From supply chain shortages to COVID-related shutdowns to worker shortages, 2021 brought the highest U.S. inflation rates of the past 40 years. Inflation is affecting everything from the price of that (former) “dollar pizza” to the value of used cars to raw building materials, making these trends particularly relevant to commercial insureds with building and business income coverages.
Commercial buildings are generally insured on a replacement cost basis which is the cost to replace the building with materials of similar kind and quality with no deduction for depreciation. The annual change in material costs between January 2021 and January 2022 is startling*:
- Lumber +15.6%
- Plywood +47.0%
- Commercial Steel +21.5%
- Commercial Concrete +14.2%
- Structural Steel +34.2%
One of the primary purposes of commercial insurance is to shift the exposure of financial loss to the insurance company, freeing up other funds for investment back into your business. While you can’t control inflation, you can take charge of your financial protection by analyzing your current building limit and ensuring that the limit is adequate to replace the building in the unfortunate event of a total loss.
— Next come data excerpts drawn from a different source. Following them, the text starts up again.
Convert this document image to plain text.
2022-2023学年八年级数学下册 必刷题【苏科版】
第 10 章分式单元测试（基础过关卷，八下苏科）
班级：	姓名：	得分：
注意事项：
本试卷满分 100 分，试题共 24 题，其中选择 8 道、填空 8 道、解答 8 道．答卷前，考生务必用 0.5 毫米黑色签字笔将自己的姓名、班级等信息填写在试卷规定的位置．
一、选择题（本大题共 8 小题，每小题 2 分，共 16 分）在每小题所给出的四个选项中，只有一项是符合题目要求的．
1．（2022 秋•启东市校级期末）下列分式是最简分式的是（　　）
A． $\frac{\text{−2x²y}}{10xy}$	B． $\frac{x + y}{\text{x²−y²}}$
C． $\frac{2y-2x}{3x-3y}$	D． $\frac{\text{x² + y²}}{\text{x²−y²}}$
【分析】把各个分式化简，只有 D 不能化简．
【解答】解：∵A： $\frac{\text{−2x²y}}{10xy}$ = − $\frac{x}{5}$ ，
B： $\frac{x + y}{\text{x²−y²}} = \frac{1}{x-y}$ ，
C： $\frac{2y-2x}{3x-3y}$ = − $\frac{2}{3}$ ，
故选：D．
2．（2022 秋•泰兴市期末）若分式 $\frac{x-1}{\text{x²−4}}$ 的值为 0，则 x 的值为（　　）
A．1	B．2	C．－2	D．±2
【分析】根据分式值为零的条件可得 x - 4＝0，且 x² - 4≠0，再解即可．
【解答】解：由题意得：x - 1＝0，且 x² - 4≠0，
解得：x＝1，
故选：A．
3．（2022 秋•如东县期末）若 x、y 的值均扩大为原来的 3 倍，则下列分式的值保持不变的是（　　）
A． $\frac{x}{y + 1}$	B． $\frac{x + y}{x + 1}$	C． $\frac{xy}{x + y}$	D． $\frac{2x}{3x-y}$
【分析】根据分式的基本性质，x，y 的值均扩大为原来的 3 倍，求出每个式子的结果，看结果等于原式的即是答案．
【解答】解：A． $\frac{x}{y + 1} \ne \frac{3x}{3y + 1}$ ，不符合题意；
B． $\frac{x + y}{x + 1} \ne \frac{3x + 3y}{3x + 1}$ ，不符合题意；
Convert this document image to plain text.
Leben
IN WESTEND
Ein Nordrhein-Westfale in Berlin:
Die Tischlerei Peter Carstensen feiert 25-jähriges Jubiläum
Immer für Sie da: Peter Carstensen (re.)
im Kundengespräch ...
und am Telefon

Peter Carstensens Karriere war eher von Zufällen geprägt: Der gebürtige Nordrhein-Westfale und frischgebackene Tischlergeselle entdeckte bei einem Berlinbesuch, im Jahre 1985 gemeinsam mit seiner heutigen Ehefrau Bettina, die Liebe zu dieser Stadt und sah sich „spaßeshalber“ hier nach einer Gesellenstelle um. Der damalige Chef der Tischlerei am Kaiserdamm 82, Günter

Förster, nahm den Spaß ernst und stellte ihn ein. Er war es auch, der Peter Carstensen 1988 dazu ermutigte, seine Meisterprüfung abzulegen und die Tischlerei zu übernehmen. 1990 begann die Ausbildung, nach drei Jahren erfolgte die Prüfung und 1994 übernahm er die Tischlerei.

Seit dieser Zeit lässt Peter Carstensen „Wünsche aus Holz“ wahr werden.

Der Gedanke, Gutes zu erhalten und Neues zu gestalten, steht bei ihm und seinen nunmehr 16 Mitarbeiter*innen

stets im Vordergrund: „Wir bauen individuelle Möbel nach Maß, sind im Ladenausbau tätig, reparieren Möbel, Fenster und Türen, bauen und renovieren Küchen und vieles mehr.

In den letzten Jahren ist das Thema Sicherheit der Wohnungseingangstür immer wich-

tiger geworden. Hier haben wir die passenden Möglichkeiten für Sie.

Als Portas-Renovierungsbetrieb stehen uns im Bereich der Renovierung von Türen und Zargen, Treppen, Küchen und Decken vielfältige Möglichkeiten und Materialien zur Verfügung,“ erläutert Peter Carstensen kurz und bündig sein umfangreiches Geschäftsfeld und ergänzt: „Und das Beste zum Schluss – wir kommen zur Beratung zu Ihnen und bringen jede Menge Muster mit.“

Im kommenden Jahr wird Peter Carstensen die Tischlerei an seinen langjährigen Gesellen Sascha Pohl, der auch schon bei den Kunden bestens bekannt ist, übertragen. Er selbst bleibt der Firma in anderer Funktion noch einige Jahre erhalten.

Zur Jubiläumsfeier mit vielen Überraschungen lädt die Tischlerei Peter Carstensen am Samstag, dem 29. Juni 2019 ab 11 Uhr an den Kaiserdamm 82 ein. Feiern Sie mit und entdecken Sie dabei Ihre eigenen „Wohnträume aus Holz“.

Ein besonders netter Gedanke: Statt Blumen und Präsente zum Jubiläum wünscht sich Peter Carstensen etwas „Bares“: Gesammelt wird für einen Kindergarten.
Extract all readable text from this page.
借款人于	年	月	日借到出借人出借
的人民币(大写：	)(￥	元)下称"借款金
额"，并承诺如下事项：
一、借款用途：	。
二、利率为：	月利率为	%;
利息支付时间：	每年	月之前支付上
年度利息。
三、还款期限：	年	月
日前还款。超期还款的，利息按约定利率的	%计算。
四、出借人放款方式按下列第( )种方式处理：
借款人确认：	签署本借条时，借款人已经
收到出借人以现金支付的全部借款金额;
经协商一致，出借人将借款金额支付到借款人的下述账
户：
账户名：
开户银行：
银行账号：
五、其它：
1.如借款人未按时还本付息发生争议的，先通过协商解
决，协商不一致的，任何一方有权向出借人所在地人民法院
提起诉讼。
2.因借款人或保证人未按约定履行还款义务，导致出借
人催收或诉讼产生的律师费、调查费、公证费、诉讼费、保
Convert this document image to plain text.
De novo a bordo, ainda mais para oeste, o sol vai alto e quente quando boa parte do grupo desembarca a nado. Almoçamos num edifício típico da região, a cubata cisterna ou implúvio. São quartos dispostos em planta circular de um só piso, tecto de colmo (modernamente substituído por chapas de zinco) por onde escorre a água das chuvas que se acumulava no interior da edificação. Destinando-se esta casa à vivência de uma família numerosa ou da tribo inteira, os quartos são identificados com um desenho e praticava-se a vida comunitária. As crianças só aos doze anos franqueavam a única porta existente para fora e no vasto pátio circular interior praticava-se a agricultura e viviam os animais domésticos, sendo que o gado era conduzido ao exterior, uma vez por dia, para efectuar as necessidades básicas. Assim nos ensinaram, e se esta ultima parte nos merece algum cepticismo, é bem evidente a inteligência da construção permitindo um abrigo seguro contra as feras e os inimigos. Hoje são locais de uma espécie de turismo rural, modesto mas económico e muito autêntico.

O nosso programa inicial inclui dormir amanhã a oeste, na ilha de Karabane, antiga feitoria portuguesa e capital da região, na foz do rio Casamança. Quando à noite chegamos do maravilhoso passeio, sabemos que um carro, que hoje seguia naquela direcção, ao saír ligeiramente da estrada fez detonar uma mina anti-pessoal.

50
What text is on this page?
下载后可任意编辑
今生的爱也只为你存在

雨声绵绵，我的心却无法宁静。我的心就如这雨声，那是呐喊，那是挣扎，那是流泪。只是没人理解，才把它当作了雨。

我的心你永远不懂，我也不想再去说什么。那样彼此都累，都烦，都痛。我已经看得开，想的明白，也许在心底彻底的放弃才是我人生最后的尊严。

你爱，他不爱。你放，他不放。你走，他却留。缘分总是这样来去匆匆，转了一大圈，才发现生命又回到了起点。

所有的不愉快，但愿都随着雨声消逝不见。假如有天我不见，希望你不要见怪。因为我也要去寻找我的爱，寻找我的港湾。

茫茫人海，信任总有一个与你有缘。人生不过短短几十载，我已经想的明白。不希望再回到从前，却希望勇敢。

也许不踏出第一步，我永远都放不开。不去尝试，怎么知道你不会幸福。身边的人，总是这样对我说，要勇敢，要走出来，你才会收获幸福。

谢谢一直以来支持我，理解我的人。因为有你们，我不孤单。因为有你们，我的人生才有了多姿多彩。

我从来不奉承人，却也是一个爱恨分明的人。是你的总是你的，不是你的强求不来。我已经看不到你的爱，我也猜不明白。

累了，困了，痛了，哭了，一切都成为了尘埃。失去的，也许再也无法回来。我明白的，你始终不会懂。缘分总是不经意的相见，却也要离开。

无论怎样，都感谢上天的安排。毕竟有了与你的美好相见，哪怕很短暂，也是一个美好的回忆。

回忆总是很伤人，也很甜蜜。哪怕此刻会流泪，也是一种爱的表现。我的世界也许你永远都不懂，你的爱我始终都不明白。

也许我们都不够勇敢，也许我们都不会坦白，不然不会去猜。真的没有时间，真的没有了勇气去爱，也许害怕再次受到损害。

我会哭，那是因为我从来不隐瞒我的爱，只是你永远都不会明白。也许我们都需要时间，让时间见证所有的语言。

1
Being underinsured could result in a significant unanticipated capital outlay. Some commercial insurance policies also include coinsurance clauses requiring the building limit to be a minimum percentage (typically 80, 90 or 100%) of the full replacement cost value. If current inflation rates aren’t taken into account, the coinsurance penalty could also result in unanticipated capital outlay.**
How to Better Protect Your Commercial Property
Your independent insurance agent and insurance company will have valuation resources available to confirm the replacement cost of your building. Since property rates are applied to the building values per 100, you’re likely to see premium increases in 2022. A few mitigation actions to potentially offset these increases include higher deductibles, installing fire protection (i.e. sprinkler system, central station fire alarms) for possible rate credits, and self-insuring smaller structures. Meeting with your insurance agent is also a good opportunity to make sure that you are adequately covered for any building code ordinance or law requirements.
Business Income coverage should also be reviewed in light of the current inflation rates. This important coverage keeps income flowing, retains key employees and retains customers. Inflation can affect sales, wages and the restoration time to repair your property. Additionally, there may be a coinsurance clause applicable. Your independent agent can help you evaluate these important exposures in order to set an adequate business income limit.***
A commercial property insurance policy helps you manage the many exposures to financial loss. Don’t let inflation minimize this protection. Be proactive and schedule a consultation with your agent to review your coverage and ensure that you’re adequately protected.
About the Author
John Carroll is a Commercial Staff Underwriter in Central’s Southeast Regional Office. His responsibilities include commercial property underwriting and training. He has over 30 years of experience as a commercial lines underwriter and over 20 of them with Central. John is a graduate of Georgia State University and has earned his Chartered Property Casualty Underwriter (CPCU) designation.
*Per CoreLogic 1st Quarter 2022 U.S. National Building Cost Trends letter
**Central Insurance waives building coinsurance on most of our commercial property policies.
**Central Insurance waives coinsurance on Business Income on most of our commercial property policies.
The information above is of a general nature and your policy and coverages provided may differ from the examples provided. Please read your policy in its entirety to determine your actual coverage available.